Defensive Line: The line wasn't bad last season against the run, but it was mediocre when it came to getting to the quarterback. There might not be any sure-thing all-stars to count on, but the coaching staff will work on wreaking more havoc and coming up with more big plays. With good depth, more experience, and some nice untested prospects to work with, the line should be even better despite losing Athyba Rubin and Bryce Braaksma on the inside. There should be a good end rotation. Rashawn Parker and Kurtis Taylor are the starters, but Christopher Lyle and Nick Frere showed enough this off-season to do far more. They're not going to push for the No. 1 jobs, but they can carve out bigger roles for themselves by getting to the quarterback more often.
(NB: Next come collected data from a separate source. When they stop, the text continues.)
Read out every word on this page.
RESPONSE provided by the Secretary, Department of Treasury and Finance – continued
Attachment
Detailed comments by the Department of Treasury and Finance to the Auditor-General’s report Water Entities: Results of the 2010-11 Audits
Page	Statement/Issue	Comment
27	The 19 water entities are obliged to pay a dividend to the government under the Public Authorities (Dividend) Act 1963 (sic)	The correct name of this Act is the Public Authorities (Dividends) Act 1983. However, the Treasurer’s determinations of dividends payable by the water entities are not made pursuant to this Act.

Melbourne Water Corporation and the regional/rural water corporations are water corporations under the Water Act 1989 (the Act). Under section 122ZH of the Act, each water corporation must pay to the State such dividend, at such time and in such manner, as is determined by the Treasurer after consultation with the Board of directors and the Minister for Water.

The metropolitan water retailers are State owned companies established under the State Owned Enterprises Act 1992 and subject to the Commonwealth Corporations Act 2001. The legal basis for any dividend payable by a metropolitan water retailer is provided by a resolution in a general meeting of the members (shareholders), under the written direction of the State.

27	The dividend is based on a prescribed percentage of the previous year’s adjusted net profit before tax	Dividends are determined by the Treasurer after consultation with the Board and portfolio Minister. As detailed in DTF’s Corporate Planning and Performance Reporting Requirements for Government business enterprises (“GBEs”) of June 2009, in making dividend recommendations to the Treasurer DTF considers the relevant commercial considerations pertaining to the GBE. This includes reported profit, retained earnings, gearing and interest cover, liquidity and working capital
Linebackers: It's hard to improve after losing talented producers like Ace Bowen and Jon Banks, arguably the two best players on the team last season, but the corps won't fall off the map. It's not a stretch to call Michael Bibbs and Fred Garrin the two keys to the season as they need to show they're ready for the Big 12 spotlight. If they're not terrific, the Cyclones won't improve. Size isn't as huge a problem as it was last year, but there still isn't much in the way of bulk with most of the linebackers short and around 225 pounds. Considering two new starters need to be broken in, the jury is still out on whether or not this group can hold up against power running teams.
Secondary: The knock on Gene Chizik defenses at Texas was that the secondary gave up way too many big plays and way too many passing yards. That's sort of why the Longhorns' NFL-caliber secondary of 2006 was among the least productive in America. There will be more of a pass rush and the DBs are more experienced, and better, but it'll be a shock if any passing game with a pulse can't flick its wrist and go for 200 yards. All four starters return, led by CB Chris Singleton, and while they weren't all that productive last year, the coaching staff seems confident that with experience brings production in this case. Cohesion won't be a problem. Special Teams: Bret Culbertson was an occasionally decent midrange kicker who struggled last year, missing eight of 13 shots from beyond 30 yards. In other words, he's replaceable. True freshman Zach Guyer needs to be a rock star right away, and while he has a good leg, it's not a top-shelf one. He should be decent from around 45 and in. Junior punter Mike Brandtner's average went down from close to 42 yards per kick to 39.4, but he did a much better job of placing the ball with 19 put inside the 20. While he's not going to make any all-star teams, he's good enough to be counted on to get the team out of trouble. R.J. Sumrall averaged 21.8 yards per kickoff return last year, but the team needs more help on punt returns after averaging just 3,9 yards per try.